Job Boards
With job boards, companies have specifically listed their open positions and often accept job applications directly through the job board. Employers typically pay a fee to the job board to list their jobs on the site – essentially, the site warehouses resumes and sells employers access to them. Monster, the largest and best-known job board, is a general board with postings across a broad range of industries. Indeed offers a wider array of jobs including contract positions, work-at-home opportunities, summer jobs, and volunteer work. CareerBuilder is focused more on people with a bachelor’s degree. Other more specialized boards focus on a particular industry. Dice, for example, is a leading site for tech jobs. Career Bank and eFinancial Careers focus on finance and banking. Variety Careers posts media jobs in television, radio, and production. TalentZoo covers advertising and marketing. Very niche-oriented job focus on highly specific careers: a rig engineer would look for work on Rigzone.com; if you’re an expert in natural language processing, NLPPeople.com is the job site for you. Other niche boards cater to a segment of the job market like entry-level jobs, summer jobs, or internships.
Search Engines
Indeed and SimplyHired are two of the most popular job search engines, and they collect millions of listings on their platforms. (Indeed is both a job search engine and a job board.) Getwork searches through the websites of small, medium, and large employers without including input from job boards. Niche job search engines, like Green Job Bank or JobsOnTheMenu, collect jobs from various industry or career-specific sites.
Boards vs. Search Engines
You will find a wider variety of job postings on job search engines because they contain listings from multiple sources. However, you may also have to look through duplicate listings and make sure the job vacancy is still available. Also, targeting a broad job search can be difficult. If you search a big company, you might get hundreds, or even thousands, of results. Adding parameters such as location can help narrow the results. If you find an opportunity through a job board, you may have to register on that site, and some even require a fee to join. You may also deal with a lot of spam and advertisements.
A Comprehensive Strategy
Also, keep in mind that very few hires happen through job boards. In an article on PBS, employers reported that just 1.3 percent of their hires came from Monster and 1.2 percent through CareerBuilder. To maximize your job search, use both job boards and job search engines along with a variety of sites because no single site searches all job listings. Beyond that, don’t restrict your job search to online sources. The vast majority of hires come through networking. At least 60 percent of all jobs are found this way, and some sources cite even higher statistics. To maximize your chances of finding a job, you’ll love and getting hired for the position, create a multi-prong strategy including niche and general job search engines and job boards and networking.
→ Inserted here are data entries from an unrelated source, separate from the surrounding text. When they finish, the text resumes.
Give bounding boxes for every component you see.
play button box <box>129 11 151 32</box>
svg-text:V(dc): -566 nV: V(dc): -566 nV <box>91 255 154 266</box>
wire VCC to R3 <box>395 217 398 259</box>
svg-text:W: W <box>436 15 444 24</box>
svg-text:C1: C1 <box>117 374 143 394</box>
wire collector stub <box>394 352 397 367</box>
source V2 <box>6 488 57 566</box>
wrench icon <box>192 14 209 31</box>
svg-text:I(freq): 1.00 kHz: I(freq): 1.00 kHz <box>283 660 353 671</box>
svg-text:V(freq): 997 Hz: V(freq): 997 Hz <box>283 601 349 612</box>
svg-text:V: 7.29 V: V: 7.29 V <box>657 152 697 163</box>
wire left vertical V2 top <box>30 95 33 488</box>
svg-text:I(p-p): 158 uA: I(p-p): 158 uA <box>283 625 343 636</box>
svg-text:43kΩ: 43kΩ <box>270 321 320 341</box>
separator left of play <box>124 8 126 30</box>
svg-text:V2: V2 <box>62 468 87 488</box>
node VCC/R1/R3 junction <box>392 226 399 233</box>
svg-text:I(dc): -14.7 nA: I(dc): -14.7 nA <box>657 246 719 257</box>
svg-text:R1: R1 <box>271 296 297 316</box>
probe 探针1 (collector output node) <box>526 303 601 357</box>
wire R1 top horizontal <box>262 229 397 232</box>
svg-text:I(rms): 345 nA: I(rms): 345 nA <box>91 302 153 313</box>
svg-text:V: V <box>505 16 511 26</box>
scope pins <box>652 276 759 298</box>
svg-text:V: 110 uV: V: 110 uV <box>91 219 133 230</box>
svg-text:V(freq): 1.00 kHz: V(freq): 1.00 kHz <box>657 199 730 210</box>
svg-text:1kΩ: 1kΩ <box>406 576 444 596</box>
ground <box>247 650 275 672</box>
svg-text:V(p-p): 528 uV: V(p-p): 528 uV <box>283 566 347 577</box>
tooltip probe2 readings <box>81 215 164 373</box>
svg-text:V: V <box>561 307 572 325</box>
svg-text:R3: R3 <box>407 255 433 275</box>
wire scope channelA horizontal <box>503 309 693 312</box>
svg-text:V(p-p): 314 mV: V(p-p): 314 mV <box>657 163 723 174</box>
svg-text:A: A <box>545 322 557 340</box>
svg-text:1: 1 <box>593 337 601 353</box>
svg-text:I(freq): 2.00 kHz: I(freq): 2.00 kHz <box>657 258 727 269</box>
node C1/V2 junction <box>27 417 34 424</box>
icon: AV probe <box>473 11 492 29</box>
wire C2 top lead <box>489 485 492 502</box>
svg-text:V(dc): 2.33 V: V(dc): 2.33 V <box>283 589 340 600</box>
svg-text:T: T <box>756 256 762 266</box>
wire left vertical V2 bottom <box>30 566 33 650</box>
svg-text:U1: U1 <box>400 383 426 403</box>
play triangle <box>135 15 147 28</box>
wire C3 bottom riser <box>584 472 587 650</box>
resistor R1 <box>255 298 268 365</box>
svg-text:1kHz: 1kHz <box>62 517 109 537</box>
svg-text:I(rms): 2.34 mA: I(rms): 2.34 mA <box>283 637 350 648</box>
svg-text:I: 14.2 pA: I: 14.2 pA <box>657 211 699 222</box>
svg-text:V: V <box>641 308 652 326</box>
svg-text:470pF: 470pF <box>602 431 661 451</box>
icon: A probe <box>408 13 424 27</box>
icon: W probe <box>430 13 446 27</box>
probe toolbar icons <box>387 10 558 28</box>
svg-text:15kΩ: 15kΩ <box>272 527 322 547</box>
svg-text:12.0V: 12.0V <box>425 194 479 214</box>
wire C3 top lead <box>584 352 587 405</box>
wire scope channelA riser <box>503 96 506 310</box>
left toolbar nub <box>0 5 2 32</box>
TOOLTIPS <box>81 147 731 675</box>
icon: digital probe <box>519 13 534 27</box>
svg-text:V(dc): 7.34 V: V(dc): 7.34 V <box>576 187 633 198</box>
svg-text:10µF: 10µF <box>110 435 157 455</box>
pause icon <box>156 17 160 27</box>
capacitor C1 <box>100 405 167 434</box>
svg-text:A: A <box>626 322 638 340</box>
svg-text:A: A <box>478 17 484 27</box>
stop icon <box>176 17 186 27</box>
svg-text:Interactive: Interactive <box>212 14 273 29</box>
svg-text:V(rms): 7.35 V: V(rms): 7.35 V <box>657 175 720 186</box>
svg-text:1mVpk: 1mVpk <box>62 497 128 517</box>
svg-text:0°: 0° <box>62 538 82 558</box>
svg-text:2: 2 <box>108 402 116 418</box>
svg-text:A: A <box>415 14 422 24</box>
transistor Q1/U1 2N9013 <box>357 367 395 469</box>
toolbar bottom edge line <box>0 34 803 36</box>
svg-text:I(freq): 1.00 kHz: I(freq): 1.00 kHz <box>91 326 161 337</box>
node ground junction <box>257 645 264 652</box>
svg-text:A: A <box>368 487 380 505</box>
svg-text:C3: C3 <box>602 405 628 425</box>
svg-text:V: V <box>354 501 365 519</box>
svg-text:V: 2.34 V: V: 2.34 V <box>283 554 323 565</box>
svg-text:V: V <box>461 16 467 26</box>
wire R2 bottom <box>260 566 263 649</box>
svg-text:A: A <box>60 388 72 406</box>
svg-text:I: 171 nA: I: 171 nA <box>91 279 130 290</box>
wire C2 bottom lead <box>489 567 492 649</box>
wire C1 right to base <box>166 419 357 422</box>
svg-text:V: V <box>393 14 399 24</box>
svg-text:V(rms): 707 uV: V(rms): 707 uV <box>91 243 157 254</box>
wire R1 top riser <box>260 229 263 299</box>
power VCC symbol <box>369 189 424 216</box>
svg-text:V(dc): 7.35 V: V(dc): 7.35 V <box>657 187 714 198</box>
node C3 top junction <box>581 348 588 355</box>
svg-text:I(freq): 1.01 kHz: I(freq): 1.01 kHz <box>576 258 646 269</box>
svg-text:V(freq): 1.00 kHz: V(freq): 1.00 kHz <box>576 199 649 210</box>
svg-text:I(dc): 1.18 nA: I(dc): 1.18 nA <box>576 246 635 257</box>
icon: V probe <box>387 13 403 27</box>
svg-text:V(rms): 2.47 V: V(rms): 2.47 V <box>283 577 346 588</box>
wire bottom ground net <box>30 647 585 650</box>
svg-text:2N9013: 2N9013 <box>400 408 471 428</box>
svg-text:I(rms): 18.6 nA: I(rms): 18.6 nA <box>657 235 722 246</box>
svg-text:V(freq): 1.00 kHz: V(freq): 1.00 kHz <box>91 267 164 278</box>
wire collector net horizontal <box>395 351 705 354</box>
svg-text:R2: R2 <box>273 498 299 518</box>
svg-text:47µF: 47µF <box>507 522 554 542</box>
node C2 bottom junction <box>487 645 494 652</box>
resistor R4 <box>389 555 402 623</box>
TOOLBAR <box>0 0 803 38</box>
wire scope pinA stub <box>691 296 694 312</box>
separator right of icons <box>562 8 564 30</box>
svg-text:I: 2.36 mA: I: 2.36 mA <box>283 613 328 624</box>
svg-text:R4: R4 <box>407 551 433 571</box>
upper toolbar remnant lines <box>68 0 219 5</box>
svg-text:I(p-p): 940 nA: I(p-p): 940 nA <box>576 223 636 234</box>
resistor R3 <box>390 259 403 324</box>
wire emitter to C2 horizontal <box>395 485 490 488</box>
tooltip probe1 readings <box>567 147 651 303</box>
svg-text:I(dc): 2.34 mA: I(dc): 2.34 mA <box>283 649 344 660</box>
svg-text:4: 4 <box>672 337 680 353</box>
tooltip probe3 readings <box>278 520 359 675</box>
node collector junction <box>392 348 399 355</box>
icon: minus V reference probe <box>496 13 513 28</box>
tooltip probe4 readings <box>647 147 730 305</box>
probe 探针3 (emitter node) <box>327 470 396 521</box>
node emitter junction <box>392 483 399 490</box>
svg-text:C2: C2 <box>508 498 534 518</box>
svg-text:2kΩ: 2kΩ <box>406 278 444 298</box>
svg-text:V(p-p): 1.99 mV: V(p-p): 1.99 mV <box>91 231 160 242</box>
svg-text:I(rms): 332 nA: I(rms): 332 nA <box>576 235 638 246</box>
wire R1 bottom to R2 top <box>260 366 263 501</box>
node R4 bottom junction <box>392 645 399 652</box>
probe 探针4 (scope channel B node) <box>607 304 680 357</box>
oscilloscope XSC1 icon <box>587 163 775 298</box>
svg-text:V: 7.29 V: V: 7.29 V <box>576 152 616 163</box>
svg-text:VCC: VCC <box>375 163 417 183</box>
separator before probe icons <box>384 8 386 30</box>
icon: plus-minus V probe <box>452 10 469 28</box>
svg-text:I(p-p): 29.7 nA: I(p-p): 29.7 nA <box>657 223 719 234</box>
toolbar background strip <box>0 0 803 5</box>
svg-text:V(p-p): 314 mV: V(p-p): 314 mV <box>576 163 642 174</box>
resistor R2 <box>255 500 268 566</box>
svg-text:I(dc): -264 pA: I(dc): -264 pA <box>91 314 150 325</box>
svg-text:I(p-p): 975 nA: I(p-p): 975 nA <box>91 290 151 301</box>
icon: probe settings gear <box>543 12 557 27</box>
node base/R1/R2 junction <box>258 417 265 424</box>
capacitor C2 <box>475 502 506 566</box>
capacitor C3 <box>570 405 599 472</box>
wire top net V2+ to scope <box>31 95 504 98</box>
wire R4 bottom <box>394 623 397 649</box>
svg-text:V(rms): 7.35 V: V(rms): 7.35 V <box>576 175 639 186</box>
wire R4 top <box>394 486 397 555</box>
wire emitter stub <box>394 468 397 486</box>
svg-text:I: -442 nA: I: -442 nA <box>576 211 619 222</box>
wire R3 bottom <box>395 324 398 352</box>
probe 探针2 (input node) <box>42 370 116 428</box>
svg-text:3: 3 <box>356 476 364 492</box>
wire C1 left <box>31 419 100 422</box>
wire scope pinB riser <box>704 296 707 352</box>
Above all, don’t keep your job search under your hat (even if your current employment situation means that you have to be discrete on social media and at work). Tell everyone you know that you’re looking. Schedule coffee dates with contacts you haven’t seen in a while, and carry business cards in case you run into a connection socially who might have a lead. Set up informational interviews with people who have jobs you want, and ask them how they got where they are today. Remember: the goal isn’t just to get hired. It’s to find a job that’s satisfying, at an employer that’s a good cultural fit, and that pays appropriately for the role and for your skills and experience. To make that happen, you need to take advantage of every resource at your disposal – not just job boards and search engines.